Tsahal a promis ne pas vouloir viser les civils. « Les terroristes du Hamas se cachent dans Gaza City dans des tunnels sous les maisons et dans les immeubles où vivent des innocents. Évacuez (…) pour vous éloigner des terroristes du Hamas qui vous utilisent comme bouclier humain », a appelé l’armée. Pourtant les experts s’accordent : dans cette guerre des centaines, voire des milliers de civils vont perdre la vie.
• Quel est le but pour Israël ?
L’objectif pour Israël est clair : anéantir le Hamas, comme l’ont répété le Premier Ministre Benjamin Netanyahu et l’armée. Pour le Guardian, l’opération israélienne sera plus sanglante, de plus grande ampleur que celle de 2014, et aura pour but probablement de détruire le réseau souterrain du Hamas.
D’ailleurs, Israël a déjà « commencé les frappes aériennes pour éliminer le commandement du Hamas, les responsables majeurs, les tunnels, les caches d’armes et les lance-roquettes pour réduire les risques », a expliqué Alex Plitsas, de l’Atlantic Council, à l’AFP.
Et après ? Dans le passé, poursuit le quotidien britannique, Israël s’est vanté d’avoir éliminé des responsables et des lieux importants pour l’organisation. Et à chaque fois, il a pu observer la reconstitution du mouvement avec de nouveaux leaders et la reconstruction de ses fameux tunnels.

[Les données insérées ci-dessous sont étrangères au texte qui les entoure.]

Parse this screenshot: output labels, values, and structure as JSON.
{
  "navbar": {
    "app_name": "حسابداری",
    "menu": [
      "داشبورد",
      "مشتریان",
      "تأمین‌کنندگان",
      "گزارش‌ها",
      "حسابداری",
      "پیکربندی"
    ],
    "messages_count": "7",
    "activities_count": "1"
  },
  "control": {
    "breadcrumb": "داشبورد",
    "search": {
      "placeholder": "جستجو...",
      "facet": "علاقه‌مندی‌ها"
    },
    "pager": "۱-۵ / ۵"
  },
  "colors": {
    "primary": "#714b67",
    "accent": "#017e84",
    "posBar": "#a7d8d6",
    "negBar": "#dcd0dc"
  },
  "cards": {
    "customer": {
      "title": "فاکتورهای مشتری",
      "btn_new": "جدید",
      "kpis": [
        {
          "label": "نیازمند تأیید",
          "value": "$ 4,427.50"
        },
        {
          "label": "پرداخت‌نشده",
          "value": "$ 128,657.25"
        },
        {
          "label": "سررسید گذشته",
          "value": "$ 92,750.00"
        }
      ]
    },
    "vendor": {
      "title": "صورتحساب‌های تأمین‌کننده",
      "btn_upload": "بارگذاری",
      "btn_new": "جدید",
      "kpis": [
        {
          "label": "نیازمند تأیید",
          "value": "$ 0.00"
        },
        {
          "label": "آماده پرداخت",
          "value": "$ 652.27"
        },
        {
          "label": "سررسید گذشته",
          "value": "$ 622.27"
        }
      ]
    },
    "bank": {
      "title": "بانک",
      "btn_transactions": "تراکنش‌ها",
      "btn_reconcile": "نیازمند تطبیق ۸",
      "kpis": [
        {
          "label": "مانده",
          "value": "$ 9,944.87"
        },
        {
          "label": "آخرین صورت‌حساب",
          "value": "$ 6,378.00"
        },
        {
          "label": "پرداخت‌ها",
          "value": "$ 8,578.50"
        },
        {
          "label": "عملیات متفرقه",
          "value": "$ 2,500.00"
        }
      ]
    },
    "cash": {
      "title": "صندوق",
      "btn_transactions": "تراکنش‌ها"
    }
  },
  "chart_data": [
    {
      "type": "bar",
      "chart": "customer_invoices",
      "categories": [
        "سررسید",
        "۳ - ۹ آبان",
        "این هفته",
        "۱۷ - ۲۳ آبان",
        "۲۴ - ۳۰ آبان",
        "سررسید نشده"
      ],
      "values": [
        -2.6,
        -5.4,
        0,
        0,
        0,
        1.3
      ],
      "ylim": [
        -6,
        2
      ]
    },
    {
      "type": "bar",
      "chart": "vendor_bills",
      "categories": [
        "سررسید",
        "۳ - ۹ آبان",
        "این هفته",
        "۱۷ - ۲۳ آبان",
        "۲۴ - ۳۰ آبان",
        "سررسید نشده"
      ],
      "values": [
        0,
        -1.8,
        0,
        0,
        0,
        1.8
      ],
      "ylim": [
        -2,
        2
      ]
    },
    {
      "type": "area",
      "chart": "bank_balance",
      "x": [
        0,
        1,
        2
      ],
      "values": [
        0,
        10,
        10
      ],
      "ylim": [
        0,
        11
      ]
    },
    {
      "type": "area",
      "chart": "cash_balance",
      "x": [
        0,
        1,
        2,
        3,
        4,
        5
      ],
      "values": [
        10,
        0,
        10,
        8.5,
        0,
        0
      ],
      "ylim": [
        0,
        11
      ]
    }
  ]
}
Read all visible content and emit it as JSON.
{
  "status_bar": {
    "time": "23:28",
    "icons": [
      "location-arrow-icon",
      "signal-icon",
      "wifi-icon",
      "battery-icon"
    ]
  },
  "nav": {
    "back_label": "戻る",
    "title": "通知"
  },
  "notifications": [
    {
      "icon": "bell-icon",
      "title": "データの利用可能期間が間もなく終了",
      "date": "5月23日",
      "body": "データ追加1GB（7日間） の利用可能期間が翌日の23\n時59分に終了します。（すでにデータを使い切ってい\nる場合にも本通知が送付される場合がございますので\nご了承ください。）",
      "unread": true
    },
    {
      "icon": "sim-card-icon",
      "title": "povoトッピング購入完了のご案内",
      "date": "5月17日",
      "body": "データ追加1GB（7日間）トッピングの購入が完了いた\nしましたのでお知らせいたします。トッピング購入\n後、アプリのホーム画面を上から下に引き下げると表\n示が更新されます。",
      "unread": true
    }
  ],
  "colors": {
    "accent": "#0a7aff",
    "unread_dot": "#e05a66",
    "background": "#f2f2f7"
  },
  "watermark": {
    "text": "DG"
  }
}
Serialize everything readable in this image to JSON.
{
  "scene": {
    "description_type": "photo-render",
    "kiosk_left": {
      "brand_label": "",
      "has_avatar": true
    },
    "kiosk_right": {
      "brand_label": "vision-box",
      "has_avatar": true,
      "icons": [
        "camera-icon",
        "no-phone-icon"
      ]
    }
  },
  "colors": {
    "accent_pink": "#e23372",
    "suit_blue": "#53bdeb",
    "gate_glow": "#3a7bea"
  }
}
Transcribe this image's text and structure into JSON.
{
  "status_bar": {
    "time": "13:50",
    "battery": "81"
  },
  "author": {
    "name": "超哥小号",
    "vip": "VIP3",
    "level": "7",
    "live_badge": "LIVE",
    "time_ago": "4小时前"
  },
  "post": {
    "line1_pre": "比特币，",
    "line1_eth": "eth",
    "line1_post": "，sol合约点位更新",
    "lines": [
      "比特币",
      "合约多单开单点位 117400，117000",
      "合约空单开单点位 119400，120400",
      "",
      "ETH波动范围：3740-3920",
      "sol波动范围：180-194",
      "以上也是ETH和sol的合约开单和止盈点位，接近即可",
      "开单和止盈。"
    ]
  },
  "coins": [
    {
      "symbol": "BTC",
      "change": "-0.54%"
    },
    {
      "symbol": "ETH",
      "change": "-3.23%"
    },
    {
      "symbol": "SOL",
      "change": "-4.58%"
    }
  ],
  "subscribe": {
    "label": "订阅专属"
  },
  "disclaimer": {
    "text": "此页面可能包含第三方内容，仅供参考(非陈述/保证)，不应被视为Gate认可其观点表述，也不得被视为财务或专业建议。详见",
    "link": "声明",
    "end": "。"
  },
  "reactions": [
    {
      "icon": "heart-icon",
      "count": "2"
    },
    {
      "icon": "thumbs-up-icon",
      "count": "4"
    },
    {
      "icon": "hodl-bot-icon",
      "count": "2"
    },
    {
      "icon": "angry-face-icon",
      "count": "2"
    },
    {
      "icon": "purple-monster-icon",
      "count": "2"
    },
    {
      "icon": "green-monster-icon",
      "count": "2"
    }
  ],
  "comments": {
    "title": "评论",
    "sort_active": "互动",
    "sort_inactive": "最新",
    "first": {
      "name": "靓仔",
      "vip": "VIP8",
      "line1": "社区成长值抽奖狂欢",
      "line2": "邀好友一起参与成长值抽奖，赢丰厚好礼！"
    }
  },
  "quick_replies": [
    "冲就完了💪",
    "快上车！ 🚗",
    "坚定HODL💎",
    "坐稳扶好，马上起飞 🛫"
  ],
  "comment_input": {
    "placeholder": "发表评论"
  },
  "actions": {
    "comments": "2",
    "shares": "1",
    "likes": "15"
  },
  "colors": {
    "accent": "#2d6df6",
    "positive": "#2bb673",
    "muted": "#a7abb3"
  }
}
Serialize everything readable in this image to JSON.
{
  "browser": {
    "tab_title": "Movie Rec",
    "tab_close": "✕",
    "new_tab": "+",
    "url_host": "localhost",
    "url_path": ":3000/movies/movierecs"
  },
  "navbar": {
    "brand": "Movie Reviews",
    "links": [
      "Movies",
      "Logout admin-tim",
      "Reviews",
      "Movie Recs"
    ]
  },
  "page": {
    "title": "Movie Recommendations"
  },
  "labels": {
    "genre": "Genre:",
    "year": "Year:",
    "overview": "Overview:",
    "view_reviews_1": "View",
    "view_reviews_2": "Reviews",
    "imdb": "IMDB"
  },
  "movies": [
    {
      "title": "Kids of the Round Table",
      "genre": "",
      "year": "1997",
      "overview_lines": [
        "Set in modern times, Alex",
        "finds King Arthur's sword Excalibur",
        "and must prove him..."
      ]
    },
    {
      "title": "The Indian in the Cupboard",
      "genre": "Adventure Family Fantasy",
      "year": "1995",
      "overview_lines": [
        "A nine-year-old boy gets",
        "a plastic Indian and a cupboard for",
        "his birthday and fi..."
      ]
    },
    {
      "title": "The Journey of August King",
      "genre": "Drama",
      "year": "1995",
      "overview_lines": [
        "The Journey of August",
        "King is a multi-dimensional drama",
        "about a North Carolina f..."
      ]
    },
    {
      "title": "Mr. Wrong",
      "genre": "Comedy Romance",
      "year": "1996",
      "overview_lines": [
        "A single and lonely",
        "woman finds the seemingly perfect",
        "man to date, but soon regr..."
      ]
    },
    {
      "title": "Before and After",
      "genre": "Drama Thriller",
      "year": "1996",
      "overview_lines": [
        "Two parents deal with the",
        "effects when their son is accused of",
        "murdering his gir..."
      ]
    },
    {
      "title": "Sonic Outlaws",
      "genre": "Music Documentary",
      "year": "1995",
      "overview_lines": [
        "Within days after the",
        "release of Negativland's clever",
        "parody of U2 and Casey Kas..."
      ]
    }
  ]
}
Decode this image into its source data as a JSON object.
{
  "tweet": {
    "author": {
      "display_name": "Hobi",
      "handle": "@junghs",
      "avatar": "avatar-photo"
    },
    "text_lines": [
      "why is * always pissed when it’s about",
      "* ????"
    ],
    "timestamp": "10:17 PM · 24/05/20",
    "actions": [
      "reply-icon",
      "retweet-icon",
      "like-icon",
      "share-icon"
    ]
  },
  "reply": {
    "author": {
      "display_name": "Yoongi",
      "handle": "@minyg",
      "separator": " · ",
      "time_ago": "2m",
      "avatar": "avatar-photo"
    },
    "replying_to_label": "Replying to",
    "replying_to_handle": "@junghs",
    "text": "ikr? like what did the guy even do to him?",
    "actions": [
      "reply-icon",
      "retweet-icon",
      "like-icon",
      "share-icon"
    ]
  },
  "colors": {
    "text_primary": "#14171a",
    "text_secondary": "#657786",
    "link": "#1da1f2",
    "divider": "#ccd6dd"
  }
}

Faut-il alors envisager une occupation de Gaza, comme avant 2005, pour éviter cette résurgence ? Pour Amos Yadlin, ancien militaire de Tsahal interrogé par le Washington Post, Israël veut l’éviter car ce serait à la fois coûteux et s’inscrirait sur la durée. D’après lui, l’État hébreu va tenter de transférer le territoire à l’Autorité palestinienne ou une autre entité arabe.
Seth Jones, du CSIS, n’est pas tout à fait du même avis. « Je pense que l’option probable pour le moment c’est la potentielle occupation de Gaza. Israël ne veut pas voir se répéter ce qu’il vient de vivre. C’est un choix difficile. Toutefois, personne ne veut une occupation sur le long terme, notamment Israël », estime-t-il sur CBS.
En tout cas, Benjamin Netanyahu a déjà prévu les Israéliens qu’ils étaient « embarqués dans une guerre longue et difficile ».
• Et les otages ?
Sauver les 150 otages, selon le chiffre communiqué par Jérusalem, est un autre objectif de cette opération. « Israël va gérer la situation des otages à peu près en même temps (que l’attaque au sol), je ne pense pas qu’ils vont attendre », estime Seth Jones.
Les conditions évoquées plus haut montrent toutefois à quel point cela va être difficile. D’ailleurs, le général Dominique Trinquant était très pessimiste sur France 24. Pour lui, « agir tout de suite signifie qu’il faut prendre en compte qu’un grand nombre d’otages sera probablement sacrifié ».